Эйприл отрицательно покачала головой, еще больше распаляя его интерес, и поднесла вилку ко рту.
— И они явно не ладили между собой. Но проблема в том, что Лилиан, моя двоюродная бабушка, была не совсем здорова. Вы понимаете, о чем я? Она была по-настоящему не в своем уме и винила в этом Хессена, потому я просто обязана узнать о нем как можно больше. Я нашла веб-сайт и прочитала вашу книгу. А потом…
— Вас захватило его творчество.
— Не совсем. Мне его картины кажутся до крайности жуткими, но… Вся эта загадочная история с художником и его влиянием на бабушку явилась для меня полной неожиданностью. Я и представить не могла, что буду заниматься в Лондоне подобным расследованием, но я обязана узнать, что случилось с Лилиан и Реджинальдом в этом доме, что сделал с ними Хессен. А он, несомненно, что-то сделал. И чем больше я узнаю о нем и его творчестве, о тех людях, которые были с ним знакомы, тем больше я укрепляюсь в мысли, что кое-что не совсем сходится. На самом деле кое-что просто чудовищно не стыкуется. Пусть моя двоюродная бабушка была ненормальной, но она выдумала далеко не все. Теперь я твердо в этом убеждена.

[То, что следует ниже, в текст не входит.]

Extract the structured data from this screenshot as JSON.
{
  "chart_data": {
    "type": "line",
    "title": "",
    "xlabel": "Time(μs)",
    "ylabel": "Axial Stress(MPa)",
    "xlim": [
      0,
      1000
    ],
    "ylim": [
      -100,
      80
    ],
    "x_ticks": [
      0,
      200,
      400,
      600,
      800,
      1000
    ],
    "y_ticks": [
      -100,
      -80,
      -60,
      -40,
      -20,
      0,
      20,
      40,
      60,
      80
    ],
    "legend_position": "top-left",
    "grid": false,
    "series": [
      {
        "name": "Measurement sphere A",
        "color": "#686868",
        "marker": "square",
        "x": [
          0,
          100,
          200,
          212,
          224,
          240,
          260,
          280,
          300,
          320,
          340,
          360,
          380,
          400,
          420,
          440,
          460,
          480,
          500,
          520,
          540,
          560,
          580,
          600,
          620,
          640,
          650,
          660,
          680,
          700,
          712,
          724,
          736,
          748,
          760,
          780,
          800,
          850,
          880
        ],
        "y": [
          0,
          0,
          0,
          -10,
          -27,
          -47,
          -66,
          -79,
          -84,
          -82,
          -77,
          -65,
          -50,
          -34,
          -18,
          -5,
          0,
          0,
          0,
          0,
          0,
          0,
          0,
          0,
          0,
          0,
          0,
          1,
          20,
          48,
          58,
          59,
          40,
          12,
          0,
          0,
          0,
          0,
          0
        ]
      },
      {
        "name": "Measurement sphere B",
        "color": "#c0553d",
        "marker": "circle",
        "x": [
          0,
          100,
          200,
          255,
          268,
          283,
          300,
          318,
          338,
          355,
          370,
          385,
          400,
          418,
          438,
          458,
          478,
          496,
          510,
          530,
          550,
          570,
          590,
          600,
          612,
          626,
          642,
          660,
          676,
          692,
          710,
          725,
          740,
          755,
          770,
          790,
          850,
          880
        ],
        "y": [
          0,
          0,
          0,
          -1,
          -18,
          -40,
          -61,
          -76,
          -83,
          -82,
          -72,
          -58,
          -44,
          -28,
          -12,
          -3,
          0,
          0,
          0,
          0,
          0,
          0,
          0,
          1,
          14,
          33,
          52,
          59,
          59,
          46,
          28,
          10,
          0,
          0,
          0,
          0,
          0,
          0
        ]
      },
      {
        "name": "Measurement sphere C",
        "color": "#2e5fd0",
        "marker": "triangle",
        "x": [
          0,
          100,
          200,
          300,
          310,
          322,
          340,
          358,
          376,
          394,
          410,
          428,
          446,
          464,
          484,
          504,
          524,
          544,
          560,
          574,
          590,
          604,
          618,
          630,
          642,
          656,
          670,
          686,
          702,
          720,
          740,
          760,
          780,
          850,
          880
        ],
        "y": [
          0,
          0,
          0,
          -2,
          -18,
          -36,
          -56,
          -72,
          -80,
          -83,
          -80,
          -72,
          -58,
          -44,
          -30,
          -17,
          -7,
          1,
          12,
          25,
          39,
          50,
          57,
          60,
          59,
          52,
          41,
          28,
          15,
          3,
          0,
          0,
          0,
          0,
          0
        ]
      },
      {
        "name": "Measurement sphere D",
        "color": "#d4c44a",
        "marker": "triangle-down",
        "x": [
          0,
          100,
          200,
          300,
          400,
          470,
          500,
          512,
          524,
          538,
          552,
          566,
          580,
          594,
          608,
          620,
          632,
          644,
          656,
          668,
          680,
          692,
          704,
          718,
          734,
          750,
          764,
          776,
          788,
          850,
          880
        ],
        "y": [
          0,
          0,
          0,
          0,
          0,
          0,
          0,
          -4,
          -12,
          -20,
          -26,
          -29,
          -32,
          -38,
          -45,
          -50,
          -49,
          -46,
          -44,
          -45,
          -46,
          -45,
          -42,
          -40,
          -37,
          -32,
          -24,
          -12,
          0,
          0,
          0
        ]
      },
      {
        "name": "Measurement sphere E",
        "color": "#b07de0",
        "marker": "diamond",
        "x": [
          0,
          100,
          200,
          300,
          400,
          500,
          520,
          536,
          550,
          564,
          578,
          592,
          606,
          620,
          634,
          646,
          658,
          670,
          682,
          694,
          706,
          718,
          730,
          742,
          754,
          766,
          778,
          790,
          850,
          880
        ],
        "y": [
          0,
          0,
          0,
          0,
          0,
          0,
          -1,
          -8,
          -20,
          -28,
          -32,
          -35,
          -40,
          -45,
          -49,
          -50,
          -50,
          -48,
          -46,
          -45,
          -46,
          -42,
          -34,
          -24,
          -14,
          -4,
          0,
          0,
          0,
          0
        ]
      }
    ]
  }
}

Вопрос в том, что он с ней сделал и как это ему удалось.
Эйприл удержалась, чтобы рассказать о собственных встречах с необъяснимым феноменом, обитающим в квартире. Батлер решит, что она чокнутая.
Майлз покивал и наполнил свой бокал.
— Вам известно, что все приближенные к Хессену были не в своем уме? Они все умерли молодыми или же в лечебных учреждениях. Хессен привлекал ненормальных, больных, эксцентричных, одних только изгоев и аутсайдеров; людей, которые не могли нормально существовать в том мире, в каком родились. Индивидуумов, которые грезили наяву, видели то, чего нет. Совершенно не то, что видели все остальные. Подобные личности окружали Хессена плотным кольцом. Но, если я правильно понял, вы считаете, что он сам довел вашу бабушку до безумия, а это совершенно новый угол зрения. Возможно, поведение знакомых Хессена объясняется как раз его влиянием на них. Подобная мысль никогда не приходила мне в голову.
Бокал Эйприл был полон. Майлз поднял бутылку, чтобы не полилось через край. Он пытается ее подпоить, снять алкоголем остатки сковывающего нервного напряжения. Эйприл решила, что она вовсе не против, очень даже неплохо немного отпустить тормоза. Лондон поразительное место, однако же, когда город заставляет тебя сознавать собственное несовершенство, в этом, как ни странно, имеется и романтическая сторона. Прошла вечность с тех пор, когда Эйприл в последний раз старалась принарядиться по случаю свидания. И этим вечером она чувствовала в городе, соблазняющем ее, бесконечные возможности. Разве можно когда-нибудь исчерпать его до дна? Майлз налил вина себе.
Эйприл отхлебнула глоток и, чуть прищурившись, поглядела на край бокала.
— Вы так много о нем знаете. Но вот испытываете ли вы уважение к человеку со столь извращенным сознанием? Хотела бы я знать, почему лично вы заинтересовались этим художником?
Майлз улыбнулся.
— Мне нравятся паршивые овцы от мира искусства. Он интересен. На самом деле он даже зачаровывает. Хессен чувствовал в себе способности расширить художественное восприятие за пределы вкусов и идеалов своего времени. Это производит на меня впечатление. Здесь требуется храбрость. Недюжинная храбрость, чтобы зайти туда, куда зашел он.
— Чтобы изображать трупы и освежеванных животных? И этих омерзительных марионеток? Несколько ущербный взгляд на мир, вы не находите?